Argentinian Society of Osteology and Mineral Metabolism (AAOMM)

This study aimed to evaluate the in vivo neovascularization of Geltrex implants enriched with ionic dissolution products (IDPs) from scaffolds obtained from 45S5 bioglass containing 2% B2O3 (45S5.2B) under experimental diabetes mellitus (DM). IDPs were obtained by incubating scaffolds for 72 h in DPBS.Type-I DM was established using the adoptive transfer model in NOD-scid mice, assigned to the following groups: Control Group (n=5), non-compensated DM Group (n=5), and insulin-compensated DM Group (n=5). Under anesthesia, the mice were dorso-laterally s.c. injected with 500 µL of Geltrex containing DPBS enriched with IDPs in combination with bFGF. DPBS + bFGF was used as positive control. In each animal, the positive control was injected on one side and the problem sample on the other side. At 7 d post-treatment, the mice were euthanized and the Geltrex masses removed and then processed for further histological evaluation and flow cytometry. The microscopic study demonstrated the neovascularization of the implants enriched with the IDPs from the 45S5.2B scaffolds in the Control and compensated DM mice.
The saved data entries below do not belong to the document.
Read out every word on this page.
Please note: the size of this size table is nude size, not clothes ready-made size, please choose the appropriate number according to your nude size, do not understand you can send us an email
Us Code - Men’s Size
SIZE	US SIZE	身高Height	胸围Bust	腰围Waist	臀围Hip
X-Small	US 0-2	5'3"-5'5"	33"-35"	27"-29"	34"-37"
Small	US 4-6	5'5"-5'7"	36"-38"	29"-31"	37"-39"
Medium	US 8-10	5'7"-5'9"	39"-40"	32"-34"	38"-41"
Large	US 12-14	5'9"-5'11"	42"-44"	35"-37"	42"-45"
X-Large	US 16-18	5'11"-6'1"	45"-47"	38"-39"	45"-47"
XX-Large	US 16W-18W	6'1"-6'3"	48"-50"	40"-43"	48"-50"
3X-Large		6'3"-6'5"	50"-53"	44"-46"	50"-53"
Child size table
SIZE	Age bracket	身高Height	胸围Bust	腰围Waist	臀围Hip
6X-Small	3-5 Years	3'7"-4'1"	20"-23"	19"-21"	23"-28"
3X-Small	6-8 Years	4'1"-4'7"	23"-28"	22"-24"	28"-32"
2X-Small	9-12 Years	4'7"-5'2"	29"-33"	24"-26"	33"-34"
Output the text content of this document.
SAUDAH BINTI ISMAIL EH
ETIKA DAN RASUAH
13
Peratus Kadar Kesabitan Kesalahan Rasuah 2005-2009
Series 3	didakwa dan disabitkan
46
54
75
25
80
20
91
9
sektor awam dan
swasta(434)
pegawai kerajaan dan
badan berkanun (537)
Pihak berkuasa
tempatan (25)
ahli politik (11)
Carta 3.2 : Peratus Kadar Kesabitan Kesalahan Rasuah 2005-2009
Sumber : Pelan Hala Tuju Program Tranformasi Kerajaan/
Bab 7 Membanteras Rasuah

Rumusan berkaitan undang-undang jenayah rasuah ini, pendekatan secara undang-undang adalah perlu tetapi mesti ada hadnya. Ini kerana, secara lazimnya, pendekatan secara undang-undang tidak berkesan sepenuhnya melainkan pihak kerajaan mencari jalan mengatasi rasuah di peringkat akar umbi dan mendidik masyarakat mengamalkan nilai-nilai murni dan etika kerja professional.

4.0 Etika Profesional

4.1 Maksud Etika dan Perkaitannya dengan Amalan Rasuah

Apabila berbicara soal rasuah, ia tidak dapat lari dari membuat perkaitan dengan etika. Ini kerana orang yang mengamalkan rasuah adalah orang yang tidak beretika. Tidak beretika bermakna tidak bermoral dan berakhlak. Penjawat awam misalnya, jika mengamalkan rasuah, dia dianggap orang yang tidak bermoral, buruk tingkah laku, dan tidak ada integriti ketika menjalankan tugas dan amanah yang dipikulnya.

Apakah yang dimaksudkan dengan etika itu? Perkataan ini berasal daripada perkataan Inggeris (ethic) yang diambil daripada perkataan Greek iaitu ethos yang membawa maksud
Flow cytometry results showed an 85% increase in the number of CD31+CD45- endothelial cells in Geltrex samples enriched with the IDPs from the 45S5.2B scaffolds implanted in the insulin-compensated DM Group compared to the response observed in the non-compensated DM mice, which showed a marked decrease (72%) in the number of endothelial cells with respect to the control animals. The results obtained may have therapeutic relevance in DM patients with critical limb ischemia, as the IDPs from 45S5.2B scaffolds could act as inorganic agents with the ability to enhance tissue neovascularization.